Ces révolutions sonnent la disparition d’Al-Qaida mais si «La Base» a perdu son chef et sa légitimité en se coupant de «la rue arabe», ne s’est-elle pas renforcée dans l’Afrique subsaharienne (Mali, Niger…)? La Révolution arabe a enterré politiquement BenLaden avant même qu’il ne soit éliminé, le2mai 2011, au Pakistan. Al-Qaida est aujourd’hui éclatée entre sa direction depuis le Pakistan avec Ayman al-Zawahiri, l’ancien adjoint égyptien de Ben Laden, la branche yéménite, qui reconnaît l’autorité de Zawahiri, et les branches pour l’Irak et pour le «Maghreb islamique» qui ont repris leur autonomie. La branche irakienne est la plus active en menant une guerre sans merci contre le gouvernement Maliki et la communauté chiite, après le retrait des forces américaines.
La renaissance arabe n’est pas une partie de dominos, dites-vous, mais le régime de la famille Assad est durement touché. Comment voyez-vous évoluer la Syrie? Le régime de Bachar al-Assad est condamné et il use de provocations meurtrières afin de créer une guerre civile et prolonger son pouvoir. Mais l’issue ne fait aucun doute. La seule question est de savoir si l’option non-violente pourra être tenue jusqu’à la chute de la dictature. Ce serait le scénario le plus prometteur alors qu’un succès militaire poserait ensuite, comme en Libye, le problème des règlements de comptes. L’essentiel est que la Syrie nouvelle est en train de se construire grâce à de nombreux comités locaux et citoyens.

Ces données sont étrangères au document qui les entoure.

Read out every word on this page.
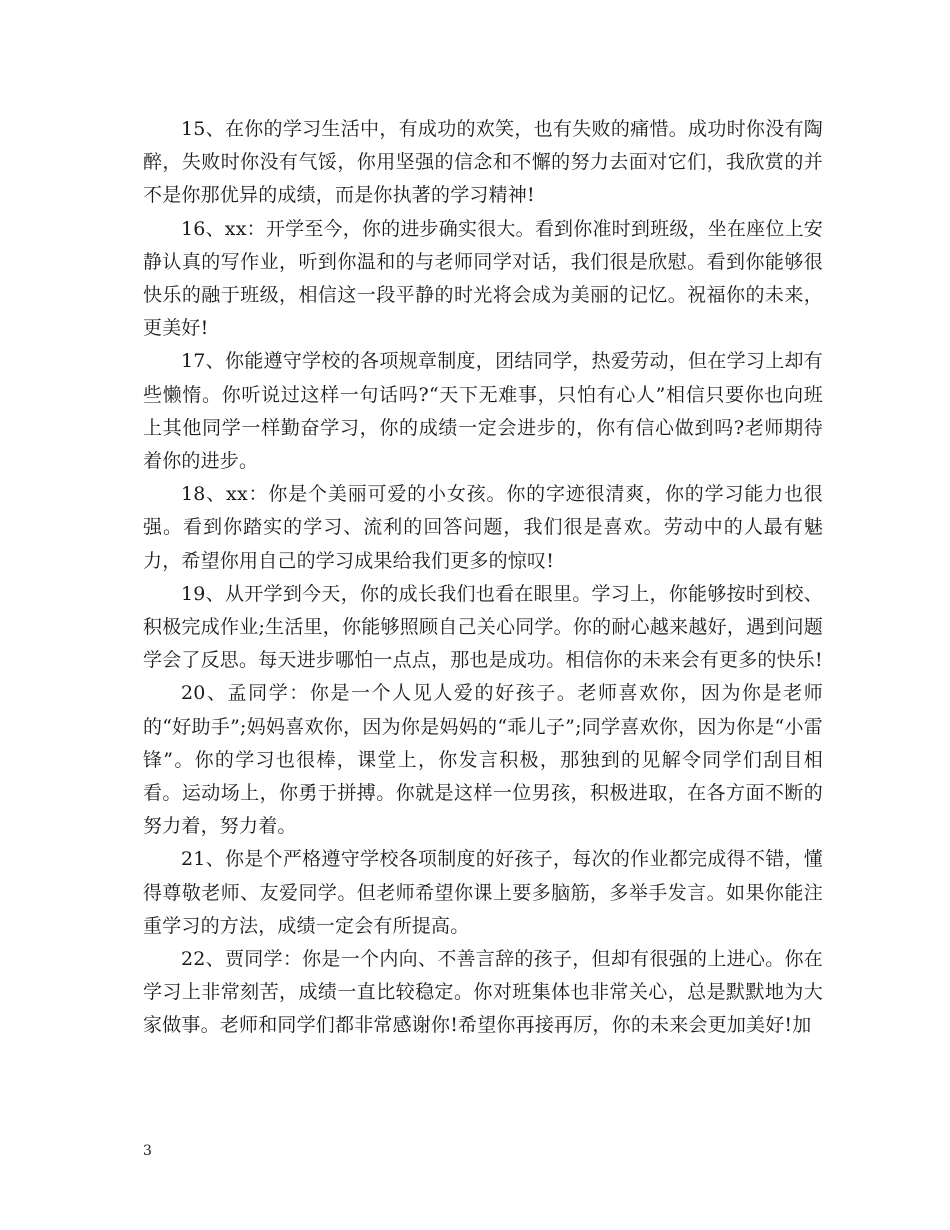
15、在你的学习生活中，有成功的欢笑，也有失败的痛惜。成功时你没有陶醉，失败时你没有气馁，你用坚强的信念和不懈的努力去面对它们，我欣赏的并不是你那优异的成绩，而是你执著的学习精神!

16、xx：开学至今，你的进步确实很大。看到你准时到班级，坐在座位上安静认真的写作业，听到你温和的与老师同学对话，我们很是欣慰。看到你能够很快乐的融于班级，相信这一段平静的时光将会成为美丽的记忆。祝福你的未来，更美好!

17、你能遵守学校的各项规章制度，团结同学，热爱劳动，但在学习上却有些懒惰。你听说过这样一句话吗?“天下无难事，只怕有心人”相信只要你也向班上其他同学一样勤奋学习，你的成绩一定会进步的，你有信心做到吗?老师期待着你的进步。

18、xx：你是个美丽可爱的小女孩。你的字迹很清爽，你的学习能力也很强。看到你踏实的学习、流利的回答问题，我们很是喜欢。劳动中的人最有魅力，希望你用自己的学习成果给我们更多的惊叹!

19、从开学到今天，你的成长我们也看在眼里。学习上，你能够按时到校、积极完成作业;生活里，你能够照顾自己关心同学。你的耐心越来越好，遇到问题学会了反思。每天进步哪怕一点点，那也是成功。相信你的未来会有更多的快乐!

20、孟同学：你是一个人见人爱的好孩子。老师喜欢你，因为你是老师的“好助手”;妈妈喜欢你，因为你是妈妈的“乖儿子”;同学喜欢你，因为你是“小雷锋”。你的学习也很棒，课堂上，你发言积极，那独到的见解令同学们刮目相看。运动场上，你勇于拼搏。你就是这样一位男孩，积极进取，在各方面不断的努力着，努力着。

21、你是个严格遵守学校各项制度的好孩子，每次的作业都完成得不错，懂得尊敬老师、友爱同学。但老师希望你课上要多脑筋，多举手发言。如果你能注重学习的方法，成绩一定会有所提高。

22、贾同学：你是一个内向、不善言辞的孩子，但却有很强的上进心。你在学习上非常刻苦，成绩一直比较稳定。你对班集体也非常关心，总是默默地为大家做事。老师和同学们都非常感谢你!希望你再接再厉，你的未来会更加美好!加

3
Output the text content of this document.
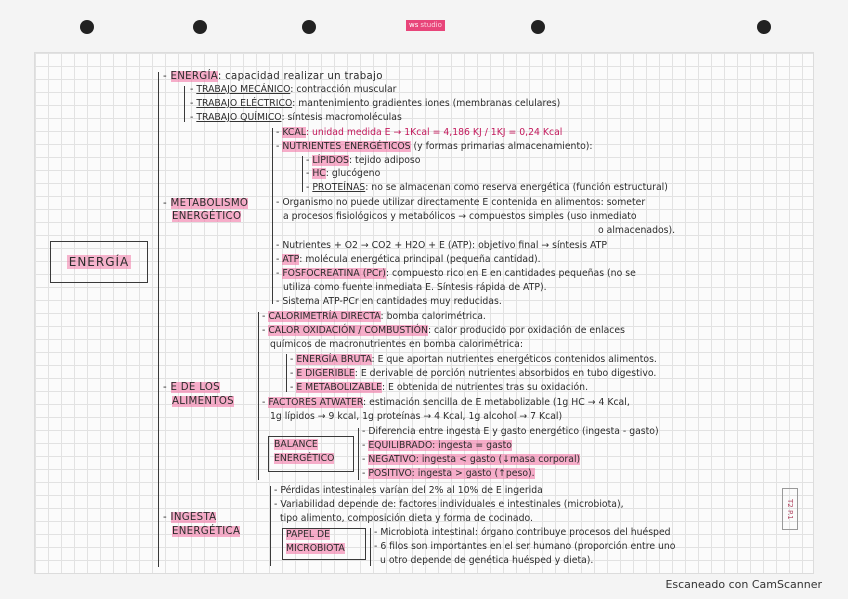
ws studio
ENERGÍA
- ENERGÍA: capacidad realizar un trabajo
- TRABAJO MECÁNICO: contracción muscular
- TRABAJO ELÉCTRICO: mantenimiento gradientes iones (membranas celulares)
- TRABAJO QUÍMICO: síntesis macromoléculas
- METABOLISMO
ENERGÉTICO
- KCAL: unidad medida E → 1Kcal = 4,186 KJ / 1KJ = 0,24 Kcal
- NUTRIENTES ENERGÉTICOS (y formas primarias almacenamiento):
- LÍPIDOS: tejido adiposo
- HC: glucógeno
- PROTEÍNAS: no se almacenan como reserva energética (función estructural)
- Organismo no puede utilizar directamente E contenida en alimentos: someter
a procesos fisiológicos y metabólicos → compuestos simples (uso inmediato
o almacenados).
- Nutrientes + O2 → CO2 + H2O + E (ATP): objetivo final → síntesis ATP
- ATP: molécula energética principal (pequeña cantidad).
- FOSFOCREATINA (PCr): compuesto rico en E en cantidades pequeñas (no se
utiliza como fuente inmediata E. Síntesis rápida de ATP).
- Sistema ATP-PCr en cantidades muy reducidas.
- E DE LOS
ALIMENTOS
- CALORIMETRÍA DIRECTA: bomba calorimétrica.
- CALOR OXIDACIÓN / COMBUSTIÓN: calor producido por oxidación de enlaces
químicos de macronutrientes en bomba calorimétrica:
- ENERGÍA BRUTA: E que aportan nutrientes energéticos contenidos alimentos.
- E DIGERIBLE: E derivable de porción nutrientes absorbidos en tubo digestivo.
- E METABOLIZABLE: E obtenida de nutrientes tras su oxidación.
- FACTORES ATWATER: estimación sencilla de E metabolizable (1g HC → 4 Kcal,
1g lípidos → 9 kcal, 1g proteínas → 4 Kcal, 1g alcohol → 7 Kcal)
BALANCE
ENERGÉTICO
- Diferencia entre ingesta E y gasto energético (ingesta - gasto)
- EQUILIBRADO: ingesta = gasto
- NEGATIVO: ingesta < gasto (↓masa corporal)
- POSITIVO: ingesta > gasto (↑peso).
- INGESTA
ENERGÉTICA
- Pérdidas intestinales varían del 2% al 10% de E ingerida
- Variabilidad depende de: factores individuales e intestinales (microbiota),
tipo alimento, composición dieta y forma de cocinado.
PAPEL DE
MICROBIOTA
- Microbiota intestinal: órgano contribuye procesos del huésped
- 6 filos son importantes en el ser humano (proporción entre uno
u otro depende de genética huésped y dieta).
T2 P.1
Escaneado con CamScanner
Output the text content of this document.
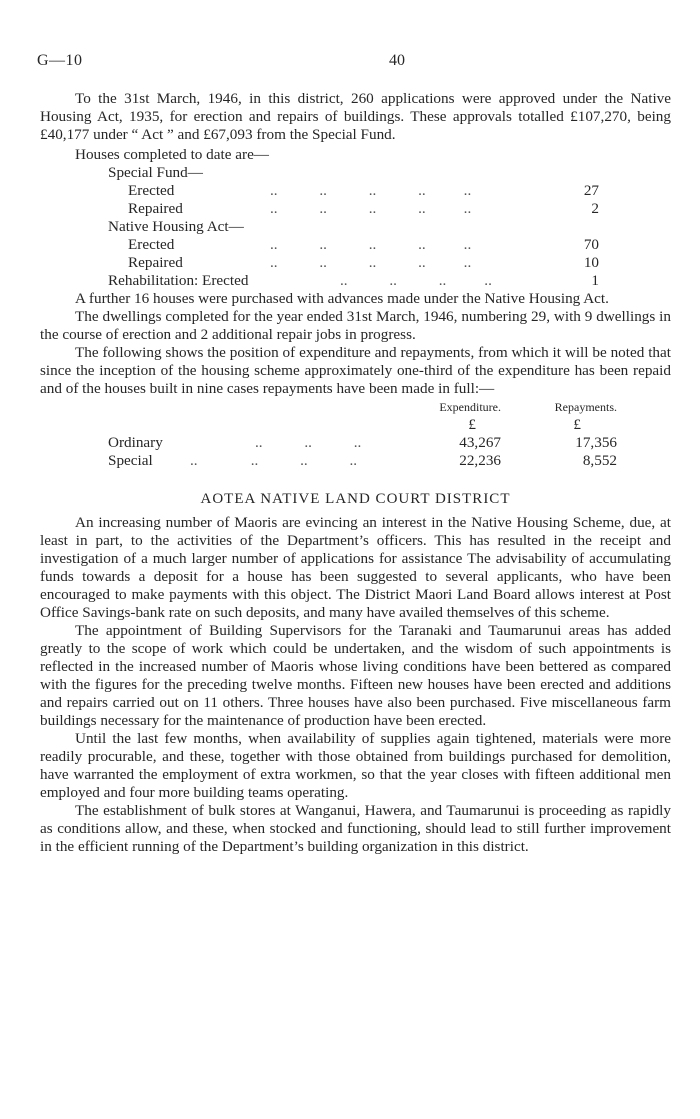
G—10	40

To the 31st March, 1946, in this district, 260 applications were approved under the Native Housing Act, 1935, for erection and repairs of buildings. These approvals totalled £107,270, being £40,177 under “ Act ” and £67,093 from the Special Fund.

Houses completed to date are—
Special Fund—
Erected	..           ..           ..           ..          ..	27
Repaired	..           ..           ..           ..          ..	2
Native Housing Act—
Erected	..           ..           ..           ..          ..	70
Repaired	..           ..           ..           ..          ..	10
Rehabilitation: Erected	..           ..           ..          ..	1

A further 16 houses were purchased with advances made under the Native Housing Act.

The dwellings completed for the year ended 31st March, 1946, numbering 29, with 9 dwellings in the course of erection and 2 additional repair jobs in progress.

The following shows the position of expenditure and repayments, from which it will be noted that since the inception of the housing scheme approximately one-third of the expenditure has been repaid and of the houses built in nine cases repayments have been made in full:—

Expenditure.	Repayments.
£	£
Ordinary	..           ..           ..	43,267	17,356
Special ..              ..           ..           ..	22,236	8,552
AOTEA NATIVE LAND COURT DISTRICT

An increasing number of Maoris are evincing an interest in the Native Housing Scheme, due, at least in part, to the activities of the Department’s officers. This has resulted in the receipt and investigation of a much larger number of applications for assistance The advisability of accumulating funds towards a deposit for a house has been suggested to several applicants, who have been encouraged to make payments with this object. The District Maori Land Board allows interest at Post Office Savings-bank rate on such deposits, and many have availed themselves of this scheme.

The appointment of Building Supervisors for the Taranaki and Taumarunui areas has added greatly to the scope of work which could be undertaken, and the wisdom of such appointments is reflected in the increased number of Maoris whose living conditions have been bettered as compared with the figures for the preceding twelve months. Fifteen new houses have been erected and additions and repairs carried out on 11 others. Three houses have also been purchased. Five miscellaneous farm buildings necessary for the maintenance of production have been erected.

Until the last few months, when availability of supplies again tightened, materials were more readily procurable, and these, together with those obtained from buildings purchased for demolition, have warranted the employment of extra workmen, so that the year closes with fifteen additional men employed and four more building teams operating.

The establishment of bulk stores at Wanganui, Hawera, and Taumarunui is proceeding as rapidly as conditions allow, and these, when stocked and functioning, should lead to still further improvement in the efficient running of the Department’s building organization in this district.
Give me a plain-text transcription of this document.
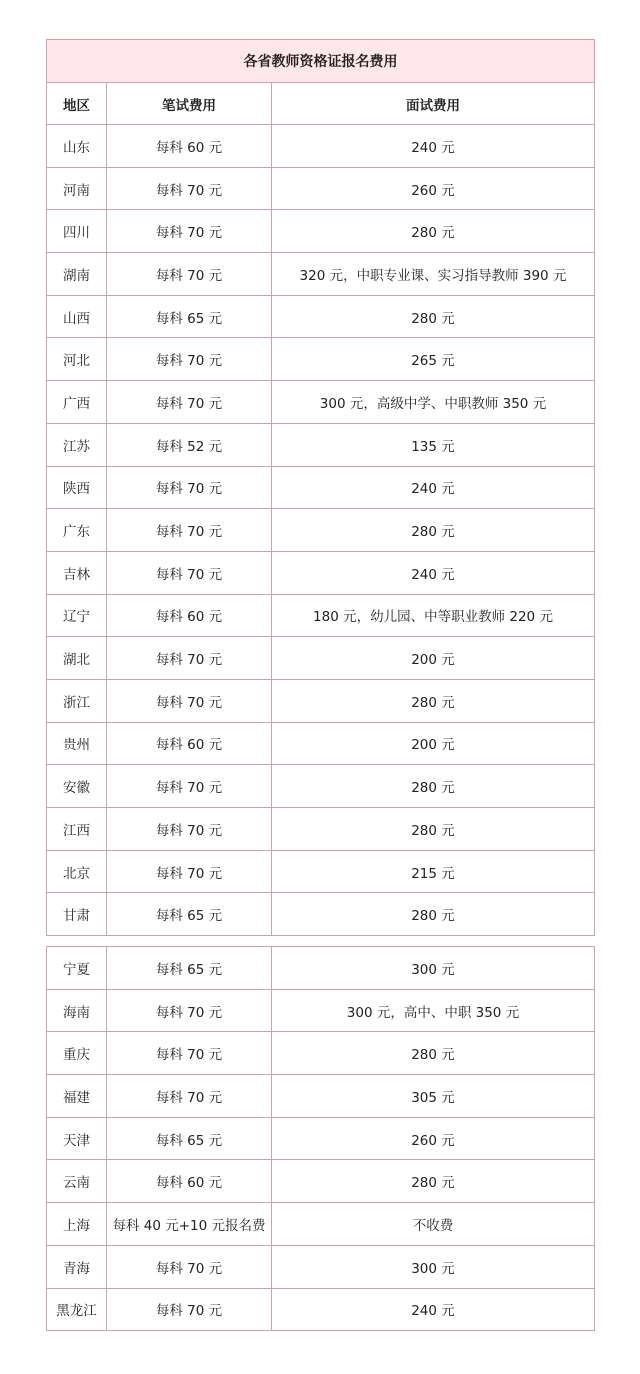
各省教师资格证报名费用		
地区	笔试费用	面试费用
山东	每科 60 元	240 元
河南	每科 70 元	260 元
四川	每科 70 元	280 元
湖南	每科 70 元	320 元，中职专业课、实习指导教师 390 元
山西	每科 65 元	280 元
河北	每科 70 元	265 元
广西	每科 70 元	300 元，高级中学、中职教师 350 元
江苏	每科 52 元	135 元
陕西	每科 70 元	240 元
广东	每科 70 元	280 元
吉林	每科 70 元	240 元
辽宁	每科 60 元	180 元，幼儿园、中等职业教师 220 元
湖北	每科 70 元	200 元
浙江	每科 70 元	280 元
贵州	每科 60 元	200 元
安徽	每科 70 元	280 元
江西	每科 70 元	280 元
北京	每科 70 元	215 元
甘肃	每科 65 元	280 元
宁夏	每科 65 元	300 元
海南	每科 70 元	300 元，高中、中职 350 元
重庆	每科 70 元	280 元
福建	每科 70 元	305 元
天津	每科 65 元	260 元
云南	每科 60 元	280 元
上海	每科 40 元+10 元报名费	不收费
青海	每科 70 元	300 元
黑龙江	每科 70 元	240 元
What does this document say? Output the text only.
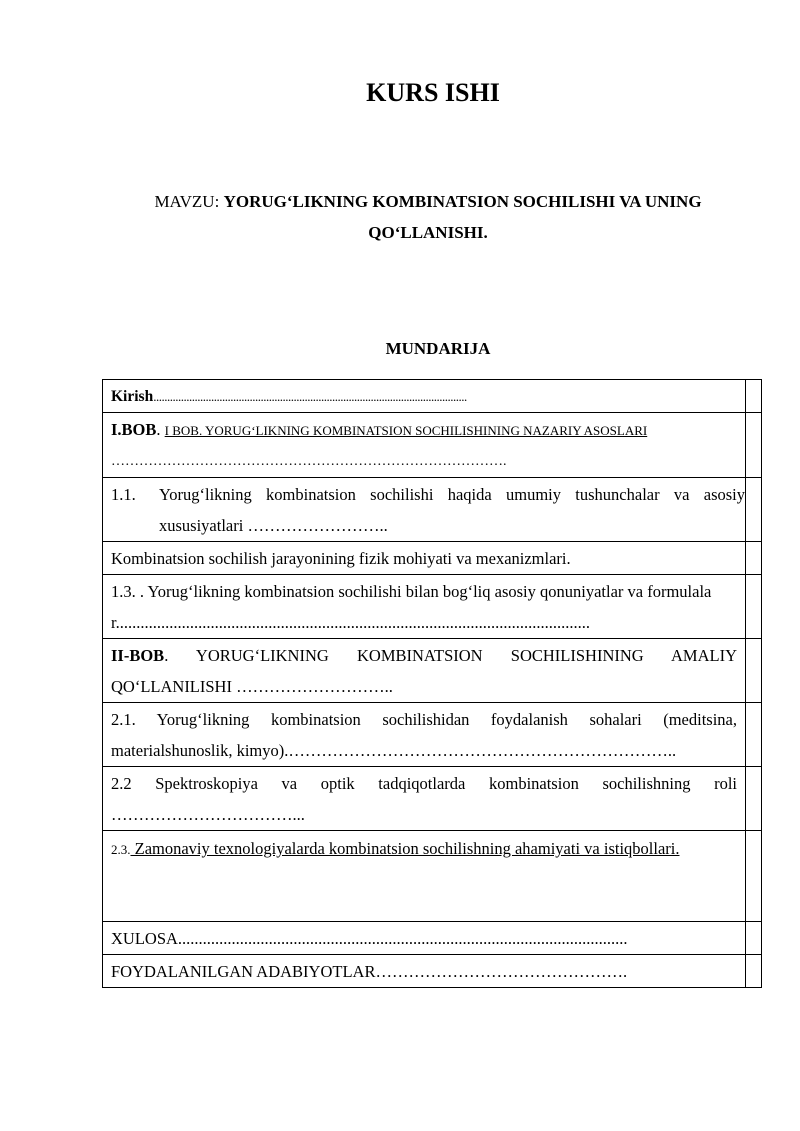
KURS ISHI
MAVZU: YORUG‘LIKNING KOMBINATSION SOCHILISHI VA UNING QO‘LLANISHI.
MUNDARIJA
Kirish..................................................................................................................	

I.BOB. I BOB. YORUG‘LIKNING KOMBINATSION SOCHILISHINING NAZARIY ASOSLARI
………………………………………………………………………….	

1.1. Yorug‘likning kombinatsion sochilishi haqida umumiy tushunchalar va asosiy xususiyatlari ……………………..	

Kombinatsion sochilish jarayonining fizik mohiyati va mexanizmlari.	

1.3. . Yorug‘likning kombinatsion sochilishi bilan bog‘liq asosiy qonuniyatlar va formulalar...................................................................................................................	

II-BOB. YORUG‘LIKNING KOMBINATSION SOCHILISHINING AMALIY QO‘LLANILISHI ………………………..	

2.1. Yorug‘likning kombinatsion sochilishidan foydalanish sohalari (meditsina, materialshunoslik, kimyo).……………………………………………………………..	

2.2 Spektroskopiya va optik tadqiqotlarda kombinatsion sochilishning roli ……………………………...	

2.3. Zamonaviy texnologiyalarda kombinatsion sochilishning ahamiyati va istiqbollari.	
XULOSA.............................................................................................................	
FOYDALANILGAN ADABIYOTLAR……………………………………….	
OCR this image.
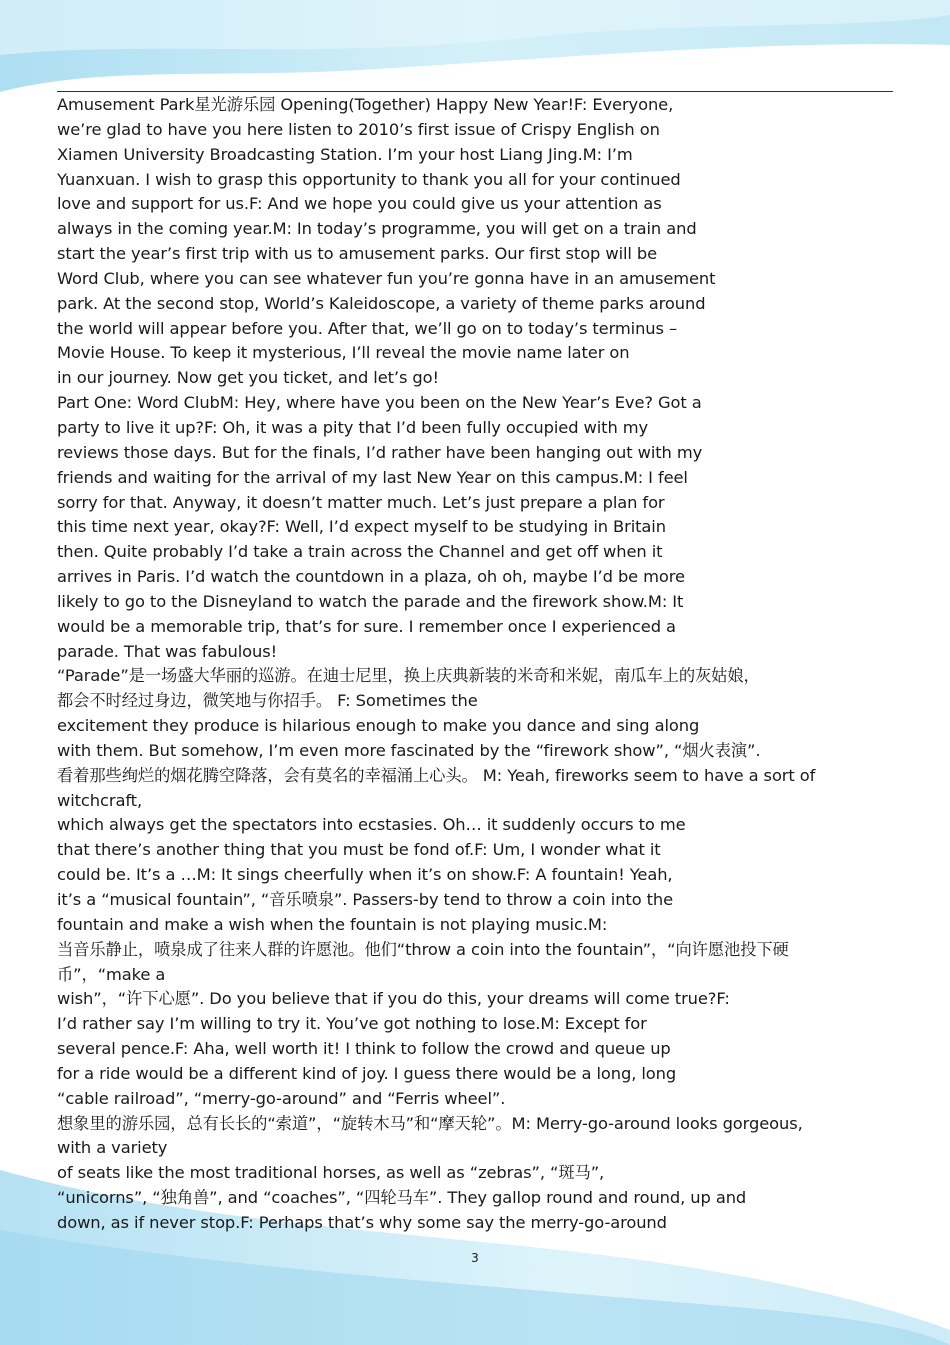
Amusement Park星光游乐园 Opening(Together) Happy New Year!F: Everyone,
we’re glad to have you here listen to 2010’s first issue of Crispy English on
Xiamen University Broadcasting Station. I’m your host Liang Jing.M: I’m
Yuanxuan. I wish to grasp this opportunity to thank you all for your continued
love and support for us.F: And we hope you could give us your attention as
always in the coming year.M: In today’s programme, you will get on a train and
start the year’s first trip with us to amusement parks. Our first stop will be
Word Club, where you can see whatever fun you’re gonna have in an amusement
park. At the second stop, World’s Kaleidoscope, a variety of theme parks around
the world will appear before you. After that, we’ll go on to today’s terminus –
Movie House. To keep it mysterious, I’ll reveal the movie name later on
in our journey. Now get you ticket, and let’s go!
Part One: Word ClubM: Hey, where have you been on the New Year’s Eve? Got a
party to live it up?F: Oh, it was a pity that I’d been fully occupied with my
reviews those days. But for the finals, I’d rather have been hanging out with my
friends and waiting for the arrival of my last New Year on this campus.M: I feel
sorry for that. Anyway, it doesn’t matter much. Let’s just prepare a plan for
this time next year, okay?F: Well, I’d expect myself to be studying in Britain
then. Quite probably I’d take a train across the Channel and get off when it
arrives in Paris. I’d watch the countdown in a plaza, oh oh, maybe I’d be more
likely to go to the Disneyland to watch the parade and the firework show.M: It
would be a memorable trip, that’s for sure. I remember once I experienced a
parade. That was fabulous!
“Parade”是一场盛大华丽的巡游。在迪士尼里，换上庆典新装的米奇和米妮，南瓜车上的灰姑娘，
都会不时经过身边，微笑地与你招手。 F: Sometimes the
excitement they produce is hilarious enough to make you dance and sing along
with them. But somehow, I’m even more fascinated by the “firework show”, “烟火表演”.
看着那些绚烂的烟花腾空降落，会有莫名的幸福涌上心头。 M: Yeah, fireworks seem to have a sort of
witchcraft,
which always get the spectators into ecstasies. Oh… it suddenly occurs to me
that there’s another thing that you must be fond of.F: Um, I wonder what it
could be. It’s a …M: It sings cheerfully when it’s on show.F: A fountain! Yeah,
it’s a “musical fountain”, “音乐喷泉”. Passers-by tend to throw a coin into the
fountain and make a wish when the fountain is not playing music.M:
当音乐静止，喷泉成了往来人群的许愿池。他们“throw a coin into the fountain”，“向许愿池投下硬
币”，“make a
wish”，“许下心愿”. Do you believe that if you do this, your dreams will come true?F:
I’d rather say I’m willing to try it. You’ve got nothing to lose.M: Except for
several pence.F: Aha, well worth it! I think to follow the crowd and queue up
for a ride would be a different kind of joy. I guess there would be a long, long
“cable railroad”, “merry-go-around” and “Ferris wheel”.
想象里的游乐园，总有长长的“索道”，“旋转木马”和“摩天轮”。M: Merry-go-around looks gorgeous,
with a variety
of seats like the most traditional horses, as well as “zebras”, “斑马”,
“unicorns”, “独角兽”, and “coaches”, “四轮马车”. They gallop round and round, up and
down, as if never stop.F: Perhaps that’s why some say the merry-go-around
3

Les royaumes, Arabie Saoudite, Maroc ou Jordanie, donnent l’impression d’avoir été, jusqu’ici, relativement épargnés par la contestation. Est-ce durable? Le principe monarchique résiste mieux à la contestation révolutionnaire qu’un principe républicain dévoyé par la tentation dynastique. Bachar al-Assad a succédé à son père Hafez-arrivé au pouvoir en 1970-, à la mort de celui-ci, en 2000, et les fils de Moubarak, de Kadhafi ou du Yéménite Saleh se disposaient aussi à leur succéder. Mais le roi du Maroc a pris l’initiative d’une réforme constitutionnelle, approuvée par référendum le 1erjuillet. Quant au souverain d’Arabie, il a généreusement redistribué la manne pétrolière à toutes les couches de la population. Et le roi de Jordanie est soumis aux pressions des tribus qui exigent une nomination du Premier ministre par le Parlement et non par le Palais.